A psychologist predicts: 'Participants exposed to a time-pressure stressor will recall fewer words from a studied list than participants in a control condition.' Which property most makes this a good scientific hypothesis?
AIt references a real and well-studied phenomenon (stress and memory)
BIt specifies the variables and predicts a direction that observable data could contradict
CIt is based on intuitive common sense about how stress affects performance
DIt uses a controlled experiment, which is the gold standard of scientific design
A good hypothesis is specific, falsifiable, and grounded. Option B captures the defining quality: the hypothesis names both variables, predicts a direction (fewer words recalled), and — critically — could be proven wrong if the stressed group recalled more words or the same number. Option A describes being grounded in prior work, which is necessary but not the key property. Options C and D describe aspects of the study design, not the hypothesis itself.
Question 2 Multiple Choice
A study comparing two groups finds no statistically significant difference (p = 0.23). A student concludes: 'This proves the null hypothesis — there is truly no effect.' What is wrong with this reasoning?
AA p-value of 0.23 is too large to interpret in either direction
BFailing to reject the null hypothesis only means insufficient evidence was found — it does not prove the null is true
CThe student should accept the alternative hypothesis instead, since p > 0.05
DStatistical tests can only prove hypotheses when p < 0.01
The logic of hypothesis testing is asymmetric: you can reject H₀ (by finding data that would be very unlikely if H₀ were true), but you cannot confirm H₀ by failing to reject it. A p = 0.23 means the data are not surprising under H₀ — but that is consistent with both 'there is no effect' and 'there is an effect but the study was underpowered to detect it.' The null is never proved; it is either rejected or not rejected. This is a direct application of falsification logic.
Question 3 True / False
'Positive thinking improves outcomes' is a scientific hypothesis because it predicts a relationship between two real phenomena.
TTrue
FFalse
Answer: False
Despite sounding like a prediction, this claim is not falsifiable as stated. 'Positive thinking' and 'outcomes' are too vague to operationalize and test — what counts as positive thinking? What counts as improvement? A scientific hypothesis must be specific enough that you could describe what data would count as evidence against it. A proper version might be: 'Participants instructed to use positive self-talk before a math test will score higher than a control group.' That version names the variables, specifies the direction, and could clearly be proven wrong.
Question 4 True / False
A directional (one-tailed) hypothesis is statistically more powerful than a non-directional (two-tailed) hypothesis when the expected direction is justified by prior evidence.
TTrue
FFalse
Answer: True
When you specify a direction in advance (e.g., 'treatment group will score higher, not just differently'), all of your statistical power is concentrated in one tail of the distribution rather than split between two. This makes it easier to detect a real effect in the predicted direction. However, this is only scientifically honest when prior evidence genuinely supports that direction — using a one-tailed test to get a lower p-value after seeing which way the data went is a form of p-hacking.
Question 5 Short Answer
Why is falsifiability considered the defining property of a scientific hypothesis, rather than simply whether the prediction turns out to be accurate?

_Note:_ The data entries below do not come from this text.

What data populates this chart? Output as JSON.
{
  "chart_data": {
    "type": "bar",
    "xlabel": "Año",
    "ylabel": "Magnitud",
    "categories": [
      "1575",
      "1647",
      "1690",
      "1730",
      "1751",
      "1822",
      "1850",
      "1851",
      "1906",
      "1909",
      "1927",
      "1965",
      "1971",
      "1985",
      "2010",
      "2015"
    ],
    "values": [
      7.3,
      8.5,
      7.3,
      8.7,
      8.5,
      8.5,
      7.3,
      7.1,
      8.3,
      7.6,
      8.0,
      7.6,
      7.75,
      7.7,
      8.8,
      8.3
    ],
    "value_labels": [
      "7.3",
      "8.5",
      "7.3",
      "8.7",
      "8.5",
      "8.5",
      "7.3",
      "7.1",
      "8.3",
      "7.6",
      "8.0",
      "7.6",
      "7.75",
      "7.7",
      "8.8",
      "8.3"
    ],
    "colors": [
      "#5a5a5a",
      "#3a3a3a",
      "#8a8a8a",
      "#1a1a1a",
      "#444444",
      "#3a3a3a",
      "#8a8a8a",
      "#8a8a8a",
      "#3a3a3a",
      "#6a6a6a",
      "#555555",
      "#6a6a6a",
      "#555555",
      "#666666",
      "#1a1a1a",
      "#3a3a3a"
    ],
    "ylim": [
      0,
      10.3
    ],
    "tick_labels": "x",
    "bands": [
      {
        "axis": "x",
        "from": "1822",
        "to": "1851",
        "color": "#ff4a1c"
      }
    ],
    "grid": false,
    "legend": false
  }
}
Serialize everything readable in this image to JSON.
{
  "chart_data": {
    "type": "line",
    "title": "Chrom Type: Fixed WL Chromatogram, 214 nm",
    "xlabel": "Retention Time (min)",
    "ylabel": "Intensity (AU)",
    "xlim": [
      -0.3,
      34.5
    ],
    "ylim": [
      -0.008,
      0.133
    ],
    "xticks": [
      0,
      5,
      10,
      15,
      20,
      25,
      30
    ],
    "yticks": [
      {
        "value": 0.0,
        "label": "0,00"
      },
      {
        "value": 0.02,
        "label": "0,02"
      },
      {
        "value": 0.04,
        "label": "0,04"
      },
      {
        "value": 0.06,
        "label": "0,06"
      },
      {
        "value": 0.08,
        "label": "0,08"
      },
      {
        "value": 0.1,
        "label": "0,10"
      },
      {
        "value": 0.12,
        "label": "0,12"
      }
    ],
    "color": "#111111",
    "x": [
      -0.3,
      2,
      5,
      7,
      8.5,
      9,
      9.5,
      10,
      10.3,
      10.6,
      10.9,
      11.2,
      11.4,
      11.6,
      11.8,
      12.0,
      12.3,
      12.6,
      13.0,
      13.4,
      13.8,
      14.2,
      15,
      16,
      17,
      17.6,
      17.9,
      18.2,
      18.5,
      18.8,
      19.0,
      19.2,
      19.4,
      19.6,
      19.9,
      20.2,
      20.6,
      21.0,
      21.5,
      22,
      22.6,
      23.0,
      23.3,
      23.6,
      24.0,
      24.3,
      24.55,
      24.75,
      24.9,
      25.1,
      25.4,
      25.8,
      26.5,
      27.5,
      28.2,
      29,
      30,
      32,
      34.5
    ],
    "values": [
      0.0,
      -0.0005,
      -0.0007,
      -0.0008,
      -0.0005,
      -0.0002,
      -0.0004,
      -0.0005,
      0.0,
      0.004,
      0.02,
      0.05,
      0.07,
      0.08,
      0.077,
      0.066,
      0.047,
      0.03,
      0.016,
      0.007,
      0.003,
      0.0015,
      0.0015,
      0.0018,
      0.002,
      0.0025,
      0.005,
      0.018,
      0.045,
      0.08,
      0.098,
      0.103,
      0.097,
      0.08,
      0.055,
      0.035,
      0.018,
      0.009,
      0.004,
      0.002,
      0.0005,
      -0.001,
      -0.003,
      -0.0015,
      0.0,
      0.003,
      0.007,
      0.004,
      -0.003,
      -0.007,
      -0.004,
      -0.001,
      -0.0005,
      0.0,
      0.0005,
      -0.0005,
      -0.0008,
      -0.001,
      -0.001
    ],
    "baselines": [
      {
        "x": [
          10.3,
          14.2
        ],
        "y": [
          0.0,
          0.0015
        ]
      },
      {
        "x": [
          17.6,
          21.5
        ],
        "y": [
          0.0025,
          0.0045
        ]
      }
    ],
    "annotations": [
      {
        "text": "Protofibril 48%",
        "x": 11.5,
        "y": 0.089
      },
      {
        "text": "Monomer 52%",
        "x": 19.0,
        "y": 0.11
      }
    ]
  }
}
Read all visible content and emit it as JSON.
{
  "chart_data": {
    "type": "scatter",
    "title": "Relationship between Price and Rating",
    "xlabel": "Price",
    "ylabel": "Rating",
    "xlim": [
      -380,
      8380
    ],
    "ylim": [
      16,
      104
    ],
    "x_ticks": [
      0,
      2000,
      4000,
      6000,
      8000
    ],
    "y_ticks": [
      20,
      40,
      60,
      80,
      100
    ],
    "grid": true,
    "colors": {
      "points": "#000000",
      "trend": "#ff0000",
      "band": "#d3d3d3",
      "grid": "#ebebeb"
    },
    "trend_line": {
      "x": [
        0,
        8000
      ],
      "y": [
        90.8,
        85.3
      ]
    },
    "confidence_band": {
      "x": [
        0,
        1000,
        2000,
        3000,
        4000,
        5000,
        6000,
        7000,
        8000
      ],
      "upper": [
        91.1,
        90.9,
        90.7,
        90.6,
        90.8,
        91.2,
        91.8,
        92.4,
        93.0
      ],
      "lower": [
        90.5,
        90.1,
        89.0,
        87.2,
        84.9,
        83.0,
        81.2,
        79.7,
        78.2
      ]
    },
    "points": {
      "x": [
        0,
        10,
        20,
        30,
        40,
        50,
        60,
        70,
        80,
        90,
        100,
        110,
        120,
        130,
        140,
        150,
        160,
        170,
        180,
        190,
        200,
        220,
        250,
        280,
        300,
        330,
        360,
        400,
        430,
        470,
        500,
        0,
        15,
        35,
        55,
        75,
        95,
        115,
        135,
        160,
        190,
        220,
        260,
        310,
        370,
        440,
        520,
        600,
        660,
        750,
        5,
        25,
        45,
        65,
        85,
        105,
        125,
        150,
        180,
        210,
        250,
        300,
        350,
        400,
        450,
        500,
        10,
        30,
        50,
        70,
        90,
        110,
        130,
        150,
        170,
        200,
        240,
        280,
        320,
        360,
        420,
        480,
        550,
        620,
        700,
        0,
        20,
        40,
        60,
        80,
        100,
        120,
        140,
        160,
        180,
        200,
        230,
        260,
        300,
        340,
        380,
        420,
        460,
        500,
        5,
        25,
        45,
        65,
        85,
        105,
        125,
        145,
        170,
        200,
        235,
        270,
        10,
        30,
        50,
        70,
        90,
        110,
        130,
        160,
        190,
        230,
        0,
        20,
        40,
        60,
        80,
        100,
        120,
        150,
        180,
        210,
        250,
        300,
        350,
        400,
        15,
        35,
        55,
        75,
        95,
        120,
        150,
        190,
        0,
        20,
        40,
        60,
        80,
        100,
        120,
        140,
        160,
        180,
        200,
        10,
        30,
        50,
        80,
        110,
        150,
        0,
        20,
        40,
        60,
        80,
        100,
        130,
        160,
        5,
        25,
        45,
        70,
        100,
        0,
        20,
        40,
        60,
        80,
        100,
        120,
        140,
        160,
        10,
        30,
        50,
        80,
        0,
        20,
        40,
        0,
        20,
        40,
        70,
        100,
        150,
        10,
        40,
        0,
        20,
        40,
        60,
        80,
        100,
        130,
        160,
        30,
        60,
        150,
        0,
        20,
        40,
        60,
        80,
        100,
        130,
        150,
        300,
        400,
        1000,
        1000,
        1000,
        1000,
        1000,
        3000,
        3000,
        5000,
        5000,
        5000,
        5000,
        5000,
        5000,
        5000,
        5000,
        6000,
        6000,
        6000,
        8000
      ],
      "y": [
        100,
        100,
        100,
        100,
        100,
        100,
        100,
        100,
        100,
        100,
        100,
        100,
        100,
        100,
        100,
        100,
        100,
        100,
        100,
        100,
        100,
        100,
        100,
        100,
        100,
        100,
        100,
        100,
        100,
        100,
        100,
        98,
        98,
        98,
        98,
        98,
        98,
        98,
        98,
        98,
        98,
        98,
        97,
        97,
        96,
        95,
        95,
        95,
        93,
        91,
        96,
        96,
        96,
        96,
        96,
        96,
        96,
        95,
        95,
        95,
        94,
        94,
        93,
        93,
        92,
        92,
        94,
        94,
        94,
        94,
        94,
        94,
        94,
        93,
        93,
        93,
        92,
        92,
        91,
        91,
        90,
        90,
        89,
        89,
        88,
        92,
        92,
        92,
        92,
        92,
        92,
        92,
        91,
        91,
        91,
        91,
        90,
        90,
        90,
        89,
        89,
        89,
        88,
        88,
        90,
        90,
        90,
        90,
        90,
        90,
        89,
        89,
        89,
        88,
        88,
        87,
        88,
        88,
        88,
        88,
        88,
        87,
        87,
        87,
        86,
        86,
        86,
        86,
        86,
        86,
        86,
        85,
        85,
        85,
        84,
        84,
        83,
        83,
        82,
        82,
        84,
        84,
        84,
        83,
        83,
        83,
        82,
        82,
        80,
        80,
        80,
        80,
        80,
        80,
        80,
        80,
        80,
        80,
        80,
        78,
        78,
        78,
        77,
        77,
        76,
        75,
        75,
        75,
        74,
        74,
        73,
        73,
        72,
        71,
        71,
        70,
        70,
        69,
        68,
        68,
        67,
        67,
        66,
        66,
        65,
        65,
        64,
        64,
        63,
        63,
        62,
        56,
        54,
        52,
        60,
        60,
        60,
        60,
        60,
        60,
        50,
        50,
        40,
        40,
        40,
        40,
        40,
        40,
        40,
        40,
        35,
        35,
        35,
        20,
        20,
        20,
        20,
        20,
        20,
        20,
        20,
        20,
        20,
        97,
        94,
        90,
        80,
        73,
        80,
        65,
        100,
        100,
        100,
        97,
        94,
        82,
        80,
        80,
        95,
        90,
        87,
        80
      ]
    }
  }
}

Think about your answer, then reveal below.
Model answer: A hypothesis is falsifiable if there exist possible observations that would prove it wrong. Without this property, a claim cannot be tested — it explains everything and therefore predicts nothing. Accuracy matters too, but only if the claim was falsifiable in the first place; an unfalsifiable claim that turns out to 'match' the data has not been confirmed by science — it was never at risk of being disconfirmed.
Karl Popper formalized this: science advances by eliminating false theories, not by accumulating confirmations. A claim like 'invisible forces guide everything' cannot be tested because no observation could count against it. A claim like 'stressed participants recall fewer words' is specific enough that a particular outcome would refute it. The asymmetry is key — you can falsify by counterexample, but you can never fully verify by examples, since the next observation might still contradict the theory. Falsifiability is what keeps science anchored to reality.